Advanced plotting with ggplot2

This notebook is best used in conjunction with the recorded delivery of the training session which is available on https://youtu.be/5klSpGC2puU and the Advanced R presentation available in the https://gitlab.com/SManzi/r-for-healthcare-training.

Import the ggplot2 library

library(ggplot2)

Import the ‘mpg’ dataset that comes with ggplot2 and assign it to a ggplot object

mpg <- ggplot2::mpg   #import data

ggplot(data=mpg)  #assign data to ggplot object

Scatter plots and basic aesthetics

In the examples below ‘displ’ means engine displacement and ‘hwy’ means highway fuel efficency

# Map displ to the x-axis and hwy to the y-axis
ggplot(data=mpg) +
  geom_point(mapping=aes(x=displ,y=hwy))
# Colour the points by class of vehicle
ggplot(data=mpg) +
  geom_point(mapping=aes(x=displ,y=hwy, color=class))
# Change the size of the points based on the class of vehicle
ggplot(data=mpg) +
  geom_point(mapping=aes(x=displ,y=hwy, size=class))
# Change the opacity (alpha) of the points based on the class of vehicle
ggplot(data=mpg) +
  geom_point(mapping=aes(x=displ,y=hwy, alpha=class))
# Shape of the points is determined by the class of the vehicle
ggplot(data=mpg) +
  geom_point(mapping=aes(x=displ,y=hwy, shape=class))
# All points on the plot are coloured blue
ggplot(data = mpg) + 
  geom_point(mapping = aes(x = displ, y = hwy), color = "blue")
# Add a title and axis labels to the plot using the 'labs' component
ggplot(data=mpg) + 
  geom_point(mapping=aes(x=displ, y=hwy),
             color="blue") +
  labs(title="Example scatterplot",
       x="Displacement", y="Highway efficency")

Facet wrap

Facet wrapping is used to determine how the plots are split up and organised, for example to graph our data by the class variable organised in 2 rows we use the facet wrap() function.
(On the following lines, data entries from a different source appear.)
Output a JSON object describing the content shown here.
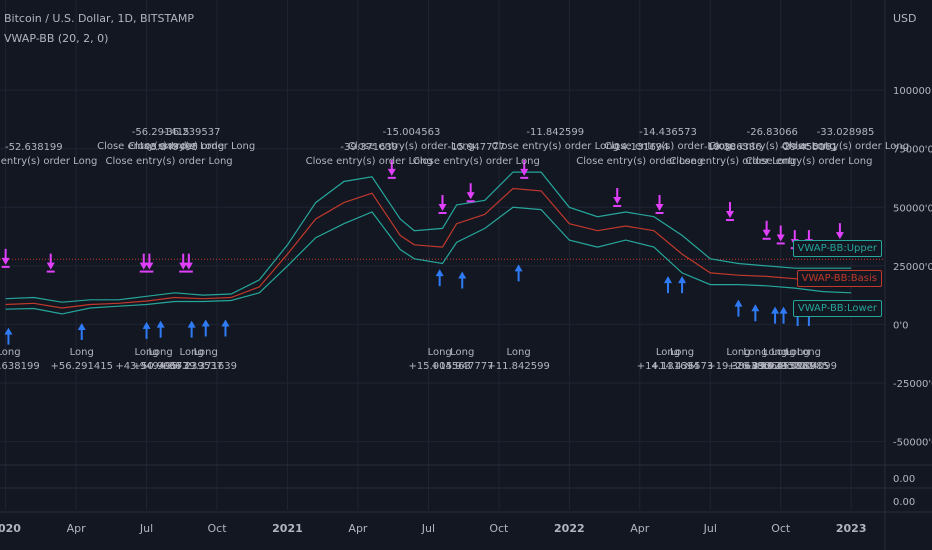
{
  "header": {
    "symbol_title": "Bitcoin / U.S. Dollar, 1D, BITSTAMP",
    "indicator_title": "VWAP-BB (20, 2, 0)"
  },
  "legend_tags": {
    "upper": "VWAP-BB:Upper",
    "basis": "VWAP-BB:Basis",
    "lower": "VWAP-BB:Lower"
  },
  "colors": {
    "background": "#131722",
    "grid": "#1f2433",
    "axis_text": "#b2b5be",
    "upper_band": "#26a69a",
    "basis": "#c0392b",
    "lower_band": "#26a69a",
    "price": "#e0e3eb",
    "long_arrow": "#2f7bf6",
    "close_arrow": "#e040fb",
    "ref_line": "#c0392b"
  },
  "chart_data": {
    "type": "line",
    "currency_label": "USD",
    "y_ticks": [
      "100000'0",
      "75000'0",
      "50000'0",
      "25000'0",
      "0'0",
      "-25000'0",
      "-50000'0"
    ],
    "y_tick_values": [
      100000,
      75000,
      50000,
      25000,
      0,
      -25000,
      -50000
    ],
    "ylim": [
      -60000,
      115000
    ],
    "x_ticks": [
      "2020",
      "Apr",
      "Jul",
      "Oct",
      "2021",
      "Apr",
      "Jul",
      "Oct",
      "2022",
      "Apr",
      "Jul",
      "Oct",
      "2023"
    ],
    "x_tick_values": [
      2020.0,
      2020.25,
      2020.5,
      2020.75,
      2021.0,
      2021.25,
      2021.5,
      2021.75,
      2022.0,
      2022.25,
      2022.5,
      2022.75,
      2023.0
    ],
    "xlim": [
      2019.98,
      2023.12
    ],
    "reference_level": 27800,
    "sub_pane_values": [
      "0.00",
      "0.00"
    ],
    "series": [
      {
        "name": "VWAP-BB:Upper",
        "x": [
          2020.0,
          2020.1,
          2020.2,
          2020.3,
          2020.4,
          2020.5,
          2020.6,
          2020.7,
          2020.8,
          2020.9,
          2021.0,
          2021.1,
          2021.2,
          2021.3,
          2021.4,
          2021.45,
          2021.55,
          2021.6,
          2021.7,
          2021.8,
          2021.9,
          2022.0,
          2022.1,
          2022.2,
          2022.3,
          2022.4,
          2022.5,
          2022.6,
          2022.7,
          2022.8,
          2022.9,
          2023.0
        ],
        "values": [
          11000,
          11500,
          9500,
          10500,
          10500,
          12000,
          13500,
          12500,
          13000,
          19000,
          34000,
          52000,
          61000,
          63000,
          45000,
          40000,
          41000,
          51000,
          53000,
          65000,
          65000,
          50000,
          46000,
          48000,
          46000,
          38000,
          28000,
          26000,
          25000,
          24000,
          24000,
          24000
        ]
      },
      {
        "name": "VWAP-BB:Basis",
        "x": [
          2020.0,
          2020.1,
          2020.2,
          2020.3,
          2020.4,
          2020.5,
          2020.6,
          2020.7,
          2020.8,
          2020.9,
          2021.0,
          2021.1,
          2021.2,
          2021.3,
          2021.4,
          2021.45,
          2021.55,
          2021.6,
          2021.7,
          2021.8,
          2021.9,
          2022.0,
          2022.1,
          2022.2,
          2022.3,
          2022.4,
          2022.5,
          2022.6,
          2022.7,
          2022.8,
          2022.9,
          2023.0
        ],
        "values": [
          8500,
          9000,
          7000,
          8500,
          9000,
          10000,
          11500,
          11000,
          11500,
          16000,
          30000,
          45000,
          52000,
          56000,
          38000,
          34000,
          33000,
          43000,
          47000,
          58000,
          57000,
          43000,
          40000,
          42000,
          40000,
          30000,
          22000,
          21000,
          20500,
          19500,
          18500,
          18000
        ]
      },
      {
        "name": "VWAP-BB:Lower",
        "x": [
          2020.0,
          2020.1,
          2020.2,
          2020.3,
          2020.4,
          2020.5,
          2020.6,
          2020.7,
          2020.8,
          2020.9,
          2021.0,
          2021.1,
          2021.2,
          2021.3,
          2021.4,
          2021.45,
          2021.55,
          2021.6,
          2021.7,
          2021.8,
          2021.9,
          2022.0,
          2022.1,
          2022.2,
          2022.3,
          2022.4,
          2022.5,
          2022.6,
          2022.7,
          2022.8,
          2022.9,
          2023.0
        ],
        "values": [
          6500,
          6800,
          4500,
          7000,
          7800,
          8500,
          9800,
          9800,
          10200,
          13500,
          25000,
          37000,
          43000,
          48000,
          32000,
          28000,
          26000,
          35000,
          41000,
          50000,
          49000,
          36000,
          33000,
          36000,
          33000,
          22000,
          17000,
          17000,
          16500,
          15500,
          14000,
          13500
        ]
      }
    ],
    "long_signals": {
      "x": [
        2020.01,
        2020.27,
        2020.5,
        2020.55,
        2020.66,
        2020.71,
        2020.78,
        2021.54,
        2021.62,
        2021.82,
        2022.35,
        2022.4,
        2022.6,
        2022.66,
        2022.73,
        2022.76,
        2022.81,
        2022.85
      ],
      "y": [
        8000,
        10000,
        10500,
        11000,
        11000,
        11500,
        11500,
        33000,
        32000,
        35000,
        30000,
        30000,
        20000,
        18000,
        17000,
        17000,
        16000,
        16000
      ],
      "labels": [
        {
          "text": "Long",
          "value": "+52.638199",
          "x": 2020.01
        },
        {
          "text": "Long",
          "value": "+56.291415",
          "x": 2020.27
        },
        {
          "text": "Long",
          "value": "+43.949495",
          "x": 2020.5
        },
        {
          "text": "Long",
          "value": "+50.90677",
          "x": 2020.55
        },
        {
          "text": "Long",
          "value": "+36.239537",
          "x": 2020.66
        },
        {
          "text": "Long",
          "value": "+39.371639",
          "x": 2020.71
        },
        {
          "text": "Long",
          "value": "+15.004563",
          "x": 2021.54
        },
        {
          "text": "Long",
          "value": "+15.947777",
          "x": 2021.62
        },
        {
          "text": "Long",
          "value": "+11.842599",
          "x": 2021.82
        },
        {
          "text": "Long",
          "value": "+14.131694",
          "x": 2022.35
        },
        {
          "text": "Long",
          "value": "+14.436573",
          "x": 2022.4
        },
        {
          "text": "Long",
          "value": "+19.386386",
          "x": 2022.6
        },
        {
          "text": "Long",
          "value": "+26.83066",
          "x": 2022.66
        },
        {
          "text": "Long",
          "value": "+29.929572",
          "x": 2022.73
        },
        {
          "text": "Long",
          "value": "+29.455161",
          "x": 2022.76
        },
        {
          "text": "Long",
          "value": "+33.028985",
          "x": 2022.81
        },
        {
          "text": "Long",
          "value": "+38.04099",
          "x": 2022.85
        }
      ]
    },
    "close_signals": {
      "x": [
        2020.0,
        2020.16,
        2020.49,
        2020.51,
        2020.63,
        2020.65,
        2021.37,
        2021.55,
        2021.65,
        2021.84,
        2022.17,
        2022.32,
        2022.57,
        2022.7,
        2022.75,
        2022.8,
        2022.85,
        2022.96
      ],
      "y": [
        22000,
        20000,
        20000,
        20000,
        20000,
        20000,
        60000,
        45000,
        50000,
        60000,
        48000,
        45000,
        42000,
        34000,
        32000,
        30000,
        30000,
        33000
      ],
      "labels": [
        {
          "value": "-52.638199",
          "text": "Close entry(s) order Long",
          "x": 2020.1
        },
        {
          "value": "-56.291415",
          "text": "Close entry(s) order Long",
          "x": 2020.55
        },
        {
          "value": "-43.949495",
          "text": "Close entry(s) order Long",
          "x": 2020.58
        },
        {
          "value": "-36.239537",
          "text": "Close entry(s) order Long",
          "x": 2020.66
        },
        {
          "value": "-39.371639",
          "text": "Close entry(s) order Long",
          "x": 2021.29
        },
        {
          "value": "-15.004563",
          "text": "Close entry(s) order Long",
          "x": 2021.44
        },
        {
          "value": "-15.947777",
          "text": "Close entry(s) order Long",
          "x": 2021.67
        },
        {
          "value": "-11.842599",
          "text": "Close entry(s) order Long",
          "x": 2021.95
        },
        {
          "value": "-14.131694",
          "text": "Close entry(s) order Long",
          "x": 2022.25
        },
        {
          "value": "-14.436573",
          "text": "Close entry(s) order Long",
          "x": 2022.35
        },
        {
          "value": "-19.386386",
          "text": "Close entry(s) order Long",
          "x": 2022.58
        },
        {
          "value": "-26.83066",
          "text": "Close entry(s) order Long",
          "x": 2022.72
        },
        {
          "value": "-29.455161",
          "text": "Close entry(s) order Long",
          "x": 2022.85
        },
        {
          "value": "-33.028985",
          "text": "Close entry(s) order Long",
          "x": 2022.98
        }
      ]
    }
  }
}
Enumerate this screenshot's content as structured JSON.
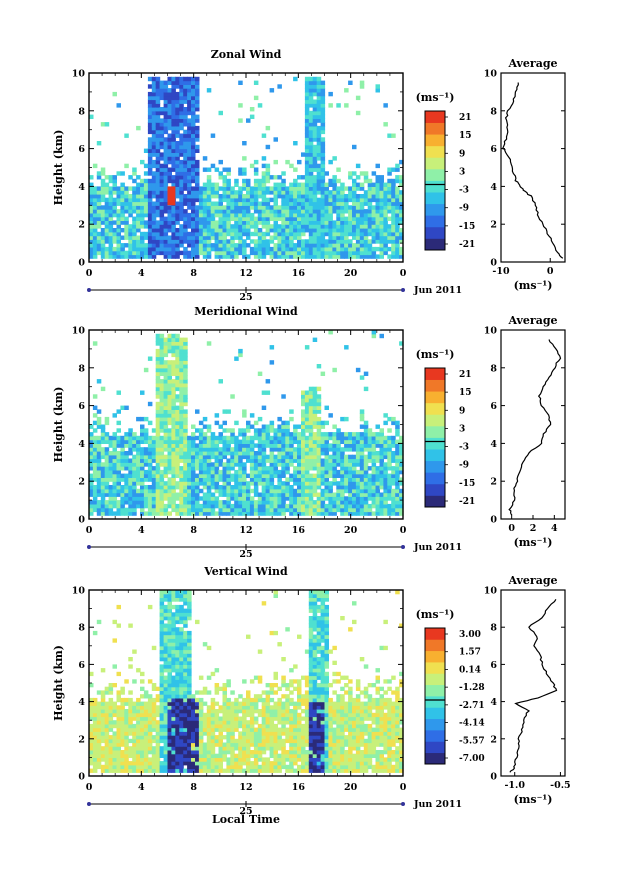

# separate into individual plots by class and arrange in 2 rows
ggplot(data = mpg) + 
  geom_point(mapping = aes(x = displ, y = hwy)) + 
  facet_wrap(~ class, nrow = 2)

Facet wrapping also allows you to plot by two variables to enable comparisons. We use the facet grid() function for this

# separate into individual plots by drive type and
# number of cylinders arranged as a grid
ggplot(data = mpg) + 
  geom_point(mapping = aes(x = displ, y = hwy)) + 
  facet_grid(drv ~ cyl)

Multiple geometry layers

There are lots of geometry layers, look at this https://rpubs.com/hadley/ggplot2-layers for an overview

# Plotting a smooth curve through the data
ggplot(data = mpg) + 
  geom_smooth(mapping = aes(x = displ, y = hwy))
# Plotting points and smooth curve
ggplot(data = mpg) + 
  geom_point(mapping=aes(x=displ,y=hwy, color=drv)) +
  geom_smooth(mapping = aes(x = displ, y = hwy, linetype = drv))

Global mapping

If you define the mapping and aesthetics in the ggplot() object these parameters will be applied to any subsequent layers reducing replications in the code

# global mapping of the x and and y axis variables
ggplot(data = mpg, mapping = aes(x = displ, y = hwy)) + 
  geom_point(mapping=aes(color=drv)) +
  geom_smooth(mapping=aes(linetype=drv))

Bar plot

# quick bar plot
ggplot(data=mpg) +
  geom_bar(mapping=aes(x=class))

Statistical transformations

There are anumber of built in statistical transformations that can be performed on your data to produce new inputs to plot

ggplot(data=mpg) +
  stat_count(mapping=aes(x=class))

Coordinate transformations

Different coordinate systems can be used in your plots

ggplot(data = mpg, mapping = aes(x = class, y = hwy)) + 
  geom_boxplot()
ggplot(data = mpg, mapping = aes(x = class, y = hwy)) + 
  geom_boxplot() +
  coord_flip()

Saving your plots

bar <- ggplot(data = mpg) + 
  geom_bar(
    mapping = aes(x = class, fill = class), 
    show.legend = FALSE,
    width = 1
  ) + 
  theme(aspect.ratio = 1) +
  labs(x = NULL, y = NULL)

bar + coord_flip()
bar + coord_polar()

# The plot will be saved to your working directory
# unless otherwise specified
ggsave("my_plot.png", plot=bar)

Histogram

ggplot(data=mpg) +
  geom_histogram(mapping=aes(x=hwy),
                 col="black",
                 fill="grey")

Exercise

Using the ’midwest’ dataset create a graph or graphs that show something interesting about the data

mid <- ggplot2::midwest